Après avoir enlevé Laura, elles s’étaient réfugiées dans une ferme tenue par un grabataire handicapé nommé Le vieux qui vivait avec ses fils. Et je peux vous dire que ces trois énergumènes offraient une piètre vision de la masculinité. Il y avait tout d’abord le père, l’impuissant libidineux qui gardait un trésor caché dans son fauteuil roulant que les filles voulaient récupérer.  Ensuite venait le légume, dont l’intelligence était à l’opposé total de sa forte musculature. Selon mon expérience de détective, il aurait été un parfait candidat pour le concours de la Police ! Et enfin nous trouvions Kirk, la tête toujours plongée dans les livres et dont le courage n’était pas la première qualité. Une belle brochette de ratés face à nos filles qui prenaient leur vie en main à l’image des bolides qu’elles conduisaient.

Comme dans tout bon polar, l’aventure devait s’écrire en noir et blanc, sauf qu’ici mon enquête profitait des bienfaits de la restauration numérique. Je me rendais à l’évidence, moi qui avait vécu la moitié de ma vie dans le VHS. Les films sans frontières (le distributeur) avaient offert le plus bel écrin possible aux aventures de nos 3 stripteaseuses.
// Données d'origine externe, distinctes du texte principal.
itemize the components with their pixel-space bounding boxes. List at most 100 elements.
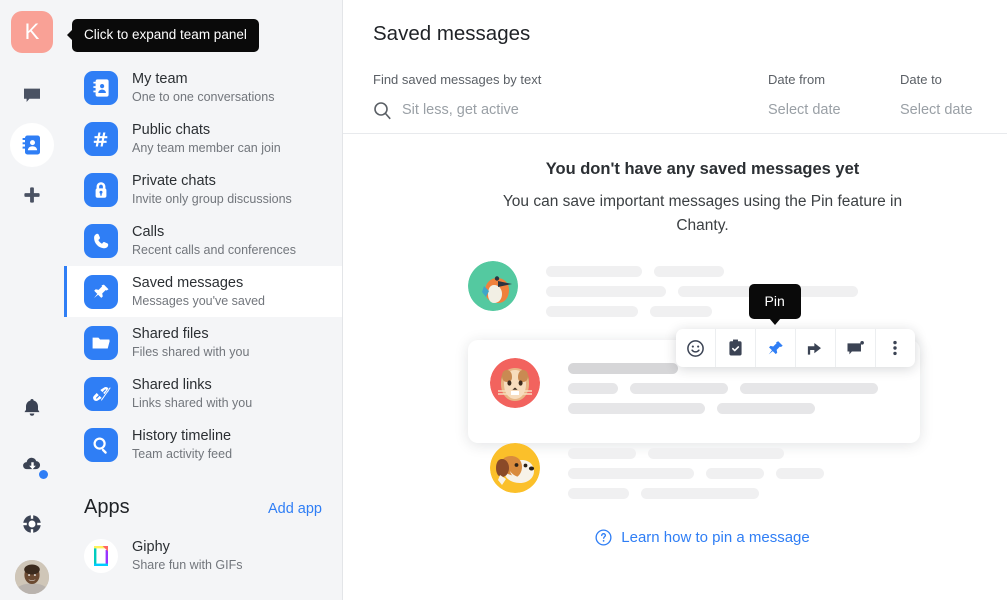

Mon enquête me conduisit à un certain Russ Meyer, un réalisateur qui avait monté le coup avec notre trio d’effeuilleuses pour en faire un film. Beaucoup dans le milieu du cinéma, le considérait comme un faiseur quelconque de séries B, connu pour son obsession des courbes féminines. Pourtant dans cette affaire que j’avais fini par nommer Faster, Pussycat ! Kill ! Kill ! le bonhomme faisait montre de beaucoup de talent. Ces cadrages inventifs, son montage épileptique en mode cartoon, ses mouvements de caméra dynamiques témoignaient d’une approche inventive de la grammaire cinématographique.

Pour résumer, tout cela avait de la gueule. Si l’homme aimait cadrer les courbes féminines, c’était sans une once de complaisance, laissant deviner plutôt que montrer frontalement, faisant de ces héroïnes des icônes jamais vulgaires.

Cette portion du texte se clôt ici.